Они не приваживали, но и не гнали его. Я издали присматривался к ним. У них у всех была одна и та же манера смотреть и говорить. Вернее, недоговаривать. Каждого нового человека они ощупывали глазами, словно опасались, что он их узнает и уличит. Без дела они редко выходили на лагерный двор, расходились по нарам, если кто-нибудь к ним входил. Оставляли одного или двух для разговора. Однако разговор замерзал на каждом слове. Конечно, лагерное напряжение у всех вырабатывало настороженность, стремление уйти в темноту, стать или сесть так, чтобы тебя не видели. У меня самого, конечно, был настороженный взгляд. Естественным было выжидать, пока заговорит другой, не начинать первым. Но тут был другой уровень опасности. И каждый, кто входил к эссенским, сразу же ощущал, что из своего уровня опасности он попадал в куда более высокий. И только Иван не замечал или старался не замечать, как на него смотрят.

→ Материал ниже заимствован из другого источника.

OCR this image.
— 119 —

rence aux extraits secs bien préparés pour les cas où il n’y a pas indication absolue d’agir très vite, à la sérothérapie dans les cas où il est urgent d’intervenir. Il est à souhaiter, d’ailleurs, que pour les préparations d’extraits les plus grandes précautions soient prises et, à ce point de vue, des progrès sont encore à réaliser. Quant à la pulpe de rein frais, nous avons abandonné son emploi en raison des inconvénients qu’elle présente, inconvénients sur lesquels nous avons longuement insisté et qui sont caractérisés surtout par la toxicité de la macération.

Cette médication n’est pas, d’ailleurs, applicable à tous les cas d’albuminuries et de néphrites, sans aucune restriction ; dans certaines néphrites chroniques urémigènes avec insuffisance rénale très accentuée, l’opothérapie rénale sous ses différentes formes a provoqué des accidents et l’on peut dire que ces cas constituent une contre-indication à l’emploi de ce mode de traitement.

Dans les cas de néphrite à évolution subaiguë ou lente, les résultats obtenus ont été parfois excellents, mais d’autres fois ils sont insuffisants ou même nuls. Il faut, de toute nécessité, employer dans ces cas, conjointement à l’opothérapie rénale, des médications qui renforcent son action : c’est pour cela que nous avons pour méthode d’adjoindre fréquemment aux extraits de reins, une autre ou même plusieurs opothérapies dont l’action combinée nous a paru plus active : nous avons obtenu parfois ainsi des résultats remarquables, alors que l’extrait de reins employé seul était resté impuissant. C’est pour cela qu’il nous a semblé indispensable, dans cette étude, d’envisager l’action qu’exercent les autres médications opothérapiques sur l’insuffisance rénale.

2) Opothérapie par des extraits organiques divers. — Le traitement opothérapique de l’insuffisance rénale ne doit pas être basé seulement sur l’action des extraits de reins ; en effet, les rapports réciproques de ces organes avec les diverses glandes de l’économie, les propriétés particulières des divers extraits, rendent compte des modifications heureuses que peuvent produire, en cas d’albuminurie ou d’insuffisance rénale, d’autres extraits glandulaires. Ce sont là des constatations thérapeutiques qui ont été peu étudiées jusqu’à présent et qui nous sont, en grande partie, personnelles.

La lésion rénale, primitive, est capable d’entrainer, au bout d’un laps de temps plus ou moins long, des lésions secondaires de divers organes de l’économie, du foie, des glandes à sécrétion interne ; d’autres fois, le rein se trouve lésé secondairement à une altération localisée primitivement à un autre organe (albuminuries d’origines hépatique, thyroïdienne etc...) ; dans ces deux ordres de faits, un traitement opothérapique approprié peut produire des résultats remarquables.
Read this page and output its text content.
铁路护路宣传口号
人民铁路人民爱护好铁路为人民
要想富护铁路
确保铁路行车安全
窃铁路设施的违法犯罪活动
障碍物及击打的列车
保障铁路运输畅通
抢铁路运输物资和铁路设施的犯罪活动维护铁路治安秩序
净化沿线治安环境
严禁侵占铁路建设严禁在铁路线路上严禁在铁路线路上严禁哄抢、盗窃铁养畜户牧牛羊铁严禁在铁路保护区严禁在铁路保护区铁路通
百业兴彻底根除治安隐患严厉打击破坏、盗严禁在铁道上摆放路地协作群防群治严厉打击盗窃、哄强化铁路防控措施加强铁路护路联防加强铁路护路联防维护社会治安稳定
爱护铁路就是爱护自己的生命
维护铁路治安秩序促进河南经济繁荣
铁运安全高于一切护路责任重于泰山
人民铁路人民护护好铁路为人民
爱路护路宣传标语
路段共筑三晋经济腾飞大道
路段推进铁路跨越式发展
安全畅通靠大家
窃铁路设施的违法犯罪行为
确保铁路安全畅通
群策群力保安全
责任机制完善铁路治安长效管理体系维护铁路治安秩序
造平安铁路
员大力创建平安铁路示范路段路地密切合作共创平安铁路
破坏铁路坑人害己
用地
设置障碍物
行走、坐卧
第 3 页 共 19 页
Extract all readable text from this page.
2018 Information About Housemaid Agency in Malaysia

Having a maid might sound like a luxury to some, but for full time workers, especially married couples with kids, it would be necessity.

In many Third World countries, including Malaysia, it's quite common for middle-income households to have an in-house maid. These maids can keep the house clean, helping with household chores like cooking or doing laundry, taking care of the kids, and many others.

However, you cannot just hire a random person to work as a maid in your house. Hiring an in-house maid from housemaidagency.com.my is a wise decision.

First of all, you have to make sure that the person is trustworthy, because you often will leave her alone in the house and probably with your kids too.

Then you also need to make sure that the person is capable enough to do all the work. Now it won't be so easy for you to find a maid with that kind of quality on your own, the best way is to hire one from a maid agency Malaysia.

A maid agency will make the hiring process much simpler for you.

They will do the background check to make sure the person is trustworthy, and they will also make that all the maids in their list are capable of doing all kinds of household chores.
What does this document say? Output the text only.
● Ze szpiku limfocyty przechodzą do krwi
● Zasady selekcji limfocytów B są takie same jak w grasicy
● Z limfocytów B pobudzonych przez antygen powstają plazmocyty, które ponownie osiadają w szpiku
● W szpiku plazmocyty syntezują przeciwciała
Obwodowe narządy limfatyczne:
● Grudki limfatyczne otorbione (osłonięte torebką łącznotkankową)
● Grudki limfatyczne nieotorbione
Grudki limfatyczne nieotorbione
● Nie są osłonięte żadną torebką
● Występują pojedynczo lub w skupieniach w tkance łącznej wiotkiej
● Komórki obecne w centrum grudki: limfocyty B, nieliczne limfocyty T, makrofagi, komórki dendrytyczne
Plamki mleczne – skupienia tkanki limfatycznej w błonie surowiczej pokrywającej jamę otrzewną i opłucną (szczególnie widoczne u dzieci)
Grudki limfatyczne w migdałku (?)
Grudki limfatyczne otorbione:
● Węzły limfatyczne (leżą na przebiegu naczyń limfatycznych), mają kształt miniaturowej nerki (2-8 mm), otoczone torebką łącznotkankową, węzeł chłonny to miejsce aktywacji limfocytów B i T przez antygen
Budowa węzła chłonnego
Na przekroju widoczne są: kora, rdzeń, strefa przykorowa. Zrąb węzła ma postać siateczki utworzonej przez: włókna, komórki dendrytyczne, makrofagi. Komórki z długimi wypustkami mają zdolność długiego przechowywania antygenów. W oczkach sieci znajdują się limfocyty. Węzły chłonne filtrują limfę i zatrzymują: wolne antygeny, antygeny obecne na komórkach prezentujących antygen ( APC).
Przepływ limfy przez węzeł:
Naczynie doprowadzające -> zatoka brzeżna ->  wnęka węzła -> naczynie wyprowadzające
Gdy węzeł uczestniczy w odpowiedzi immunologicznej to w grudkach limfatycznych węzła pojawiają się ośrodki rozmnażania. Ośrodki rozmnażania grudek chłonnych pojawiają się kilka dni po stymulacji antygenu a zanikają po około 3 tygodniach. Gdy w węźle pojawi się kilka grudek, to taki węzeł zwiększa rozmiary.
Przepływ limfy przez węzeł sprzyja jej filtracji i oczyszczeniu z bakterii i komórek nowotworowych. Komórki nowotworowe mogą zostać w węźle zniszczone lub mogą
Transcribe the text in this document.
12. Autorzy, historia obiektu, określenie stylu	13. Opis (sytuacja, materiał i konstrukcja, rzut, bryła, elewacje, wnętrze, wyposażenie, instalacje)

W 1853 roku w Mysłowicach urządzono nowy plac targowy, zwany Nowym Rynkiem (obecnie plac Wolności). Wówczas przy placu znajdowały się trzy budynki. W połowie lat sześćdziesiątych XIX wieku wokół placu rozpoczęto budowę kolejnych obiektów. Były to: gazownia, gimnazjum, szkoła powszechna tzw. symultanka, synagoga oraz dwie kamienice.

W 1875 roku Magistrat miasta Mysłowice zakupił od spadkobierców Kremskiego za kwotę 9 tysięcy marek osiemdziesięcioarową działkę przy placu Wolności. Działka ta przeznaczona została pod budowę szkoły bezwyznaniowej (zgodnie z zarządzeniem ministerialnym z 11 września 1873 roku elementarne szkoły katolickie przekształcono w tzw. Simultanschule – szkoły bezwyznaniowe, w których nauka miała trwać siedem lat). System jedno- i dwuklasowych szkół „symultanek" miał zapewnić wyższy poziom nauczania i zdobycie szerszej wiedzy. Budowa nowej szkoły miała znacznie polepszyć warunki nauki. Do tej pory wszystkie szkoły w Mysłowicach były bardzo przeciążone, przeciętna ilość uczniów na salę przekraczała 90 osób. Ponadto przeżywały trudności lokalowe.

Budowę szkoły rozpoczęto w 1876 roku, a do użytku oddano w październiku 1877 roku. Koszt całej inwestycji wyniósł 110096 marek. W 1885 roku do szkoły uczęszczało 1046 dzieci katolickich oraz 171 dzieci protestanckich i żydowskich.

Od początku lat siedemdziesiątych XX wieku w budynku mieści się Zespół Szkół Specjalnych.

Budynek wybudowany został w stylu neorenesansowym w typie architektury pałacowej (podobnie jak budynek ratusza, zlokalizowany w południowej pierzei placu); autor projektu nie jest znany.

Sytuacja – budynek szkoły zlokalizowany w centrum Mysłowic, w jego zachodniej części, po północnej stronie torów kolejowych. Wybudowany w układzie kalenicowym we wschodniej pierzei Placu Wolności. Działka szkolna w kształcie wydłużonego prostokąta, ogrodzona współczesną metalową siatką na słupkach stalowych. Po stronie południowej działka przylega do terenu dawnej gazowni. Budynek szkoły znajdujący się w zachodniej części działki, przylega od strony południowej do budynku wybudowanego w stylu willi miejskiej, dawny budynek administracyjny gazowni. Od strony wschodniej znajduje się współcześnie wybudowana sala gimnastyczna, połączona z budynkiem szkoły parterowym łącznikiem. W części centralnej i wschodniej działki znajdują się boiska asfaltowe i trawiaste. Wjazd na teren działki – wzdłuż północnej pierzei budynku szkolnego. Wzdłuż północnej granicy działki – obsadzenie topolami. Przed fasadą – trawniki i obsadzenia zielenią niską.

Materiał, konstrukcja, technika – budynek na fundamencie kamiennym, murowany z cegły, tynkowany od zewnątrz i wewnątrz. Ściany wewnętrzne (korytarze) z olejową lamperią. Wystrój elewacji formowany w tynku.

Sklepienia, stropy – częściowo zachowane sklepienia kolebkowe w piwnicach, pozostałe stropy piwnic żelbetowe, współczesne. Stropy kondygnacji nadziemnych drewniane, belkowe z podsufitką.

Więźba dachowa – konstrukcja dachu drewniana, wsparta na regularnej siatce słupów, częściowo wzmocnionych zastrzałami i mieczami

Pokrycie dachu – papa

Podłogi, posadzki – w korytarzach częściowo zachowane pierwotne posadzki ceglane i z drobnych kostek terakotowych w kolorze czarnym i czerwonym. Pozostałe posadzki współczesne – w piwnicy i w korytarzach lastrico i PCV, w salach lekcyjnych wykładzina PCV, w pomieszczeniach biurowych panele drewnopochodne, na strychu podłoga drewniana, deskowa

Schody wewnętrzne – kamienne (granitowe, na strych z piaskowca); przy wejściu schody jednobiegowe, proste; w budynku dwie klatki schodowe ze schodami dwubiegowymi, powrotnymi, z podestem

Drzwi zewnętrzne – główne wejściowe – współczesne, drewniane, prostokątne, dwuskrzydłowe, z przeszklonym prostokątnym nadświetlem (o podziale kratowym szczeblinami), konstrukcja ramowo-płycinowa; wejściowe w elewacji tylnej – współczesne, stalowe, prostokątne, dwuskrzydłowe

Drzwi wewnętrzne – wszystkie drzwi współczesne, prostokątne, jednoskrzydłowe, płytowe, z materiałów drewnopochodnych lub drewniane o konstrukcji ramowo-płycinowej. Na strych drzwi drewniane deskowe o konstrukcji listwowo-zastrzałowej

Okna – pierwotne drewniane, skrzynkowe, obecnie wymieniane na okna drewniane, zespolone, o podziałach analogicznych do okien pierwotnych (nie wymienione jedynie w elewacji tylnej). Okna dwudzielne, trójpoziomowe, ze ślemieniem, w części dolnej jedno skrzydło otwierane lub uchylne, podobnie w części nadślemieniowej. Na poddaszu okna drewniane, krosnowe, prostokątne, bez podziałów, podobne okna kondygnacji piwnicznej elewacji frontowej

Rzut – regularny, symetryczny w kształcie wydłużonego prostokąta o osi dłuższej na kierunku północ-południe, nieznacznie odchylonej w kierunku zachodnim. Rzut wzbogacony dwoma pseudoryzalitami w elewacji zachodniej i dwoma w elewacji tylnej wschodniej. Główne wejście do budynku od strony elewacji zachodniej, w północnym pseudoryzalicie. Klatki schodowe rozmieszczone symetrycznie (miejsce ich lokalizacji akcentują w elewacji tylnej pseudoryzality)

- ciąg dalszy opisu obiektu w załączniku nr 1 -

У меня сердце забилось, когда один из эссенских спросил меня:
— На «Фолькен-Борне» работаешь?
Этого военнопленного можно было посчитать главным среди эссенских. Ему было лет тридцать пять, звали его все по отчеству — Петровичем, он оставался «для разговора», когда кто-то приходил в барак. Он свободнее смотрел, рассудительнее говорил, охотно поддерживал любые темы (другие эссенские были как бы сосредоточены на том, о чем молчали), выходил на лагерный двор, знакомился.
— По шоссе мимо Лахмана ходишь?
Я кивнул. Шоссе было одно до самого Лангенберга. При фабрике Лахмана был лагерь женщин полек. И лагерь и фабрика казались нам загадочными, там было какое-то химическое производство, и я ждал, что Петрович спросит о Лахмане. Но он сказал:
— Разбитый дом знаешь?
Знал я, конечно, и разбомбленный двухэтажный дом. Попадание было прямым. Бомбой дом раскрыло, расщепило деревянные балки перекрытий. Они не провалились, а поднялись вверх, растопырились, держали на себе изогнувшиеся разделившиеся доски пола.
— Кто водит?
Я сказал, что на фабрику водит немец рабочий, иногда полицай. Теперь, бывает, с фабрики отпускают самих.
— Значит, задержаться минут на десять — пятнадцать можешь?
— Могу.
Он кивнул. А через несколько дней, когда я уже перестал надеяться, что разговор был неслучайным, он мне протянул окурок. Нас стояло человек пять, невольно следивших за тем, как укорачивается, подрезается огоньком в его пальцам самокрутка. Никто не хотел начинать знакомства с просьбы. Петровичу надо было самому выбирать. И, хотя я держался в стороне, он протянул окурок мне.
— Чего ж не приходишь к нам? Приходи!
И опять забилось сердце.
С этого времени началась для меня новая (не о Германии будь сказано!), счастливая жизнь. Даже на фабрике я думал о том, что вечером просижу у эссенских до отбоя и каждая минута будет для меня подарком. Может быть, впервые в жизни в бараке военнопленных я ощутил
— Сколько нас? — и сам себе отвечал — Трое… Пятеро… — то есть называл цифру, которая включала и меня.